Yeah, except if you're emitting huge quantities of I/O (vapoursynth
video processing, I'm looking at you: only thing I've ever done that
emits a terabyte of data at once, then reads it straight back in again:
things like *that*, and copious object files etc from builds, are why I
have an uncached, unjournalled RAID-0 ext4 fs on the fastest 250GiB of
each disk in the array, bind-mounted in as needed for transient fs
operations: if fsck finds problems on it it just gets automatically
remkfsed.)

> For optimally ordered IOs I've seen 800 MB/s here, but usually it
> peaks at around 60-80 MB/s for writes when doing Steam downloads (tho

It definitely sounds like your writes ultimately come from the Internet
mostly: mine are, ah, endogenously generated (compiles, massive text
files with awk or readelf output being chewed over by scripts,
vapoursynth video transcodes, etc) so can be almost arbitrarily huge and
fast.

> Setup: bcache 400 GB SSD + 4x HDD btrfs RAID-0.

Mine is a 350GiB of SSD devoted to this (and a bunch of the same SSD
devoted to other stuff), and 6x 8TiB in a RAID-6, about 2/3rds of which
is bcached (but that is still mostly empty, because, well, even after
the RAID-6 overhead there's 14TiB of it!)

>> Mine is still only 8GiB used out of 340. I think I might boost the
>> bypass figures -- perhaps setting it identical to the RAID stripe size
>> was a bad idea? (Though I thought there was a preference for full-stripe
>> *writes*, not reads, even if XFS does know about the RAID topology.)
>
> I'm not sure if XFS could really discover the lower-layers topology
> through bcache...

Indeed it can't.
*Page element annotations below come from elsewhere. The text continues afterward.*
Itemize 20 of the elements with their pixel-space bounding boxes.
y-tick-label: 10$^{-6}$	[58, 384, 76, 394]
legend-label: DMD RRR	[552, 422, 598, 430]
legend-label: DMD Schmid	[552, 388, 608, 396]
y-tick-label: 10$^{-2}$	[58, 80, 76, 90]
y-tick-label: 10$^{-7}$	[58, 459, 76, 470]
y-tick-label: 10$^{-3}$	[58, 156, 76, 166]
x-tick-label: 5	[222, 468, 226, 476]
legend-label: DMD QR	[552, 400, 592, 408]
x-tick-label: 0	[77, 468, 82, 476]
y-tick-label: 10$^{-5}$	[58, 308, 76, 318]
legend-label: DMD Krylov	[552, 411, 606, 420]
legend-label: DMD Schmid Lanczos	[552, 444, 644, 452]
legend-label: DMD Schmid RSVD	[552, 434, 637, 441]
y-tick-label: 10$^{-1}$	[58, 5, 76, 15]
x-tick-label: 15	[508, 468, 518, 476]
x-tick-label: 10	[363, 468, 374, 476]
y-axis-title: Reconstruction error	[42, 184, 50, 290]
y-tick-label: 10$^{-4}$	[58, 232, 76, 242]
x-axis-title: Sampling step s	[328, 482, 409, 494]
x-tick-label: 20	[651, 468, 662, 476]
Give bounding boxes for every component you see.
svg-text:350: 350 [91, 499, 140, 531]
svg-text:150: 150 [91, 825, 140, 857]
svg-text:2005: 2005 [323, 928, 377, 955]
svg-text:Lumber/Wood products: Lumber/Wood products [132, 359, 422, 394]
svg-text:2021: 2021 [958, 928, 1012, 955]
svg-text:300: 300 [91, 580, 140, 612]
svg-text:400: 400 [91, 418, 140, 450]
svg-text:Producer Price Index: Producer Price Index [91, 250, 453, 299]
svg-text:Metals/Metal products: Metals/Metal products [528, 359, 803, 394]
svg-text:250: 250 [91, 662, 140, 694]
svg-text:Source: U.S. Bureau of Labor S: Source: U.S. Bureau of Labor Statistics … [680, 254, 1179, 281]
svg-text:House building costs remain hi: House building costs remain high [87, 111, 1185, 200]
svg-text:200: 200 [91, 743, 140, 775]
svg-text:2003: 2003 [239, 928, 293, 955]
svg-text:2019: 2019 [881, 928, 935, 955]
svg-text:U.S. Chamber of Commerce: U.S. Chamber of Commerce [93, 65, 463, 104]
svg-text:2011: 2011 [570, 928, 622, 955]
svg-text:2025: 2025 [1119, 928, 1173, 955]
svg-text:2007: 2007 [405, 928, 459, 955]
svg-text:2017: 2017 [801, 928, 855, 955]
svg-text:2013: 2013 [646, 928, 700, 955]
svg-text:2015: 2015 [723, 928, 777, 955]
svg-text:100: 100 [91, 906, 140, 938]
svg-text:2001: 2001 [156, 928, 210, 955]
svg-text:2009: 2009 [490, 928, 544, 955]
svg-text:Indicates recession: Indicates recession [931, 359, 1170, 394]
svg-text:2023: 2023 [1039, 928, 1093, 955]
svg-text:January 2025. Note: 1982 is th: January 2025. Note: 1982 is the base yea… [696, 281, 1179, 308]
So you have to tell it at mkfs time:

mkfs.xfs -m rmapbt=1,reflink=1 \
         -d agcount=17,sunit=$((128*8)),swidth=$((384*8)) \
         -l logdev=/dev/sde3,size=521728b \
         -i sparse=1,maxpct=25 /dev/main/root

There are very few reasons to hand-specify parameters to mkfs.xfs these
days, unless you want to flip on experimental features or something (as
rmapbt and reflinks were when I did this). agcount/sunit/swidth on RAID
arrays where it can't see the topology because bcache is in the way is
one of them.

(External journals are another. *Obviously*, that '521728b' is the same
as saying '2G'. But it's certain to be block-accurate which I sort of
cared about here. I was working in units of 4KiB fs blocks/HDD sectors
the whole time.)